In summary, piribedil can produce D1 agonist metabolites, whereas pramipexole is hardly metabolized and is delivered unchanged from urine, which may explain the lack of hypotension with pramipexole use, but not bradycardia. The lower risk of hypotension and bradycardia with pramipexole could also be understood through the perspective of receptor interactions, whereby pramipexole has higher affinity for D3 receptor.

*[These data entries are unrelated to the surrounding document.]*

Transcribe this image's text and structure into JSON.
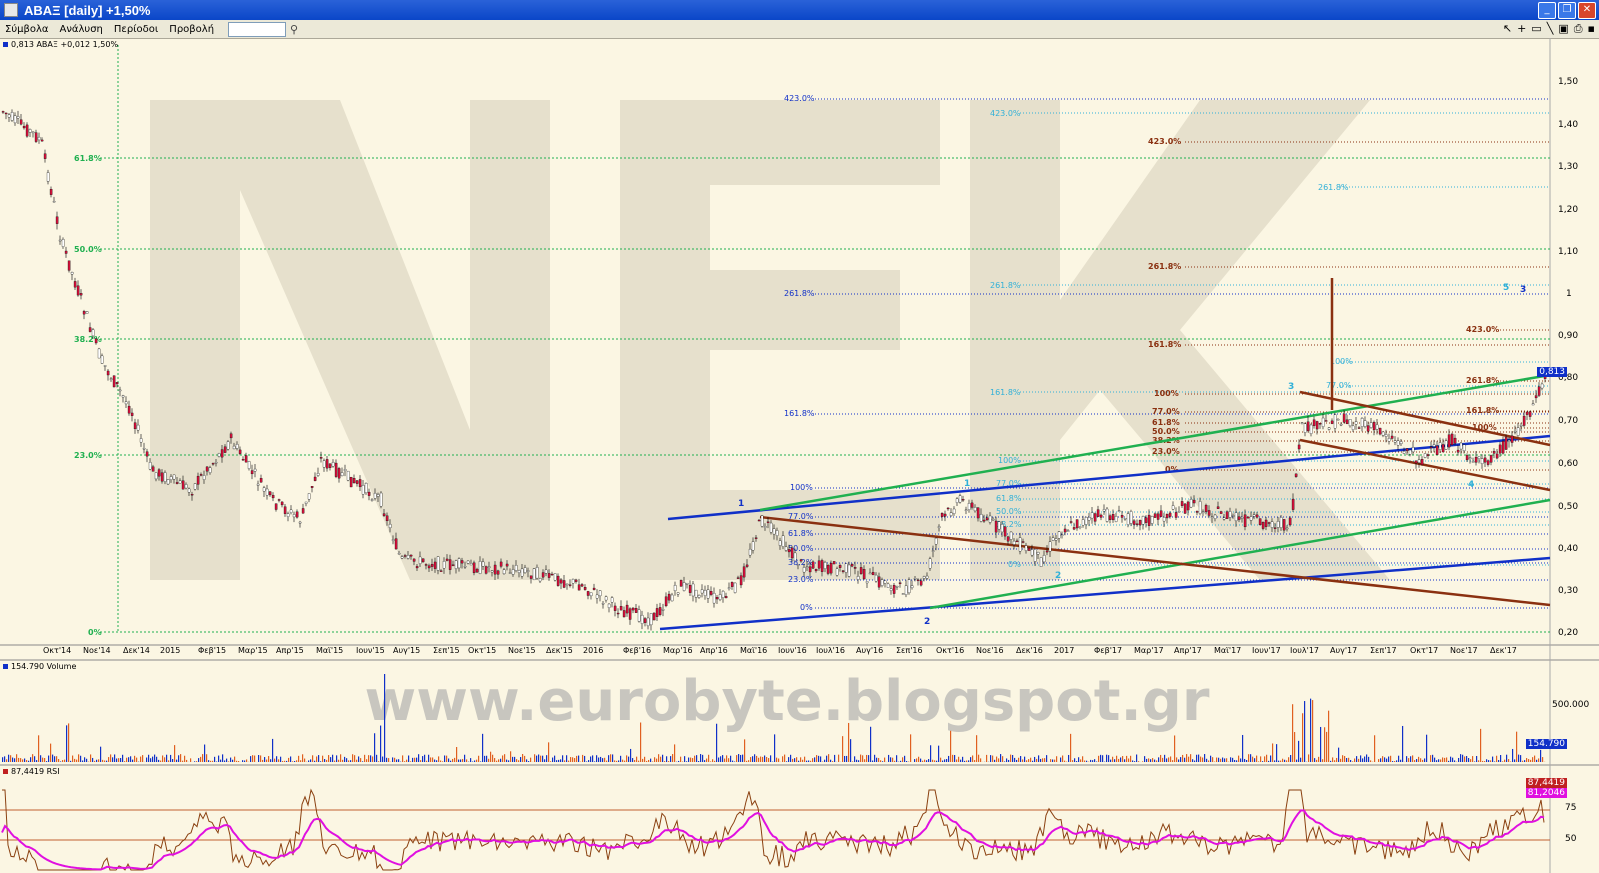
{
  "window": {
    "title": "ΑΒΑΞ [daily] +1,50%"
  },
  "menu": {
    "items": [
      "Σύμβολα",
      "Ανάλυση",
      "Περίοδοι",
      "Προβολή"
    ]
  },
  "price_panel": {
    "label": "0,813 ΑΒΑΞ +0,012 1,50%",
    "current_badge": "0,813",
    "y_ticks": [
      "1,50",
      "1,40",
      "1,30",
      "1,20",
      "1,10",
      "1",
      "0,90",
      "0,80",
      "0,70",
      "0,60",
      "0,50",
      "0,40",
      "0,30",
      "0,20"
    ],
    "x_ticks": [
      "Οκτ'14",
      "Νοε'14",
      "Δεκ'14",
      "2015",
      "Φεβ'15",
      "Μαρ'15",
      "Απρ'15",
      "Μαϊ'15",
      "Ιουν'15",
      "Αυγ'15",
      "Σεπ'15",
      "Οκτ'15",
      "Νοε'15",
      "Δεκ'15",
      "2016",
      "Φεβ'16",
      "Μαρ'16",
      "Απρ'16",
      "Μαϊ'16",
      "Ιουν'16",
      "Ιουλ'16",
      "Αυγ'16",
      "Σεπ'16",
      "Οκτ'16",
      "Νοε'16",
      "Δεκ'16",
      "2017",
      "Φεβ'17",
      "Μαρ'17",
      "Απρ'17",
      "Μαϊ'17",
      "Ιουν'17",
      "Ιουλ'17",
      "Αυγ'17",
      "Σεπ'17",
      "Οκτ'17",
      "Νοε'17",
      "Δεκ'17"
    ],
    "fib_left": [
      "61.8%",
      "50.0%",
      "38.2%",
      "23.0%",
      "0%"
    ],
    "fib_blue": [
      "423.0%",
      "261.8%",
      "161.8%",
      "100%",
      "77.0%",
      "61.8%",
      "50.0%",
      "38.2%",
      "23.0%",
      "0%"
    ],
    "fib_cyan": [
      "423.0%",
      "261.8%",
      "261.8%",
      "161.8%",
      "100%",
      "77.0%",
      "61.8%",
      "50.0%",
      "38.2%",
      "0%",
      "100%",
      "77.0%"
    ],
    "fib_brown": [
      "423.0%",
      "261.8%",
      "161.8%",
      "100%",
      "77.0%",
      "61.8%",
      "50.0%",
      "38.2%",
      "23.0%",
      "0%",
      "423.0%",
      "261.8%",
      "161.8%",
      "100%"
    ],
    "wave_labels": [
      "1",
      "2",
      "1",
      "2",
      "3",
      "3",
      "4",
      "5",
      "3"
    ]
  },
  "volume_panel": {
    "label": "154.790 Volume",
    "tick": "500.000",
    "badge": "154.790"
  },
  "rsi_panel": {
    "label": "87,4419 RSI",
    "ticks": [
      "75",
      "50"
    ],
    "badge1": "87,4419",
    "badge2": "81,2046"
  },
  "watermark": {
    "big": "NEK",
    "url": "www.eurobyte.blogspot.gr"
  },
  "colors": {
    "bg": "#fbf6e3",
    "up": "#ffffff",
    "down": "#d0103a",
    "blue_trend": "#1030c8",
    "green_trend": "#20b050",
    "brown_trend": "#8a3010",
    "rsi": "#e010e0",
    "titlebar": "#0a46c8"
  },
  "icons": [
    "pointer-icon",
    "crosshair-icon",
    "rectangle-icon",
    "line-tool-icon",
    "window-icon",
    "print-icon",
    "save-icon"
  ]
}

Currently, the simultaneous appearance of hypotension and bradycardia after taking DAs is rarely observed, whether in clinical practice or research, because hypotension followed by an increase in HR has been the general observation. In addition, current studies mainly investigate orthostatic hypotension rather than position-unrelated hypotension. Based on the existing literature, the current observations of the ADRs associated with piribedil use are not a surprise. Until now it remains unknown whether the sympathetic nerve activity and renin–angiotensin–aldosterone system play an important role in hypotension and bradycardia together with piribedil. The patient in our case experienced hypotension and bradycardia associated directly with piribedil intake irrespective of standing or lying positions. This was at odds with previous reports, suggesting that piribedil may probably lead to concomitant hypotension and bradycardia via inhibition of sympathetic nerve activity and decreasing of plasma renin activity and plasma aldosterone, along with activating peripheral and central D1 dopaminergic receptor, which needs further studies to confirm. If future cases of piribedil use present similar observations, piribedil should be stopped and the situation should be remedied with fluid replacement. More research is urgently needed to explore the incidence and mechanisms of concomitant hypotension and bradycardia caused by DAs.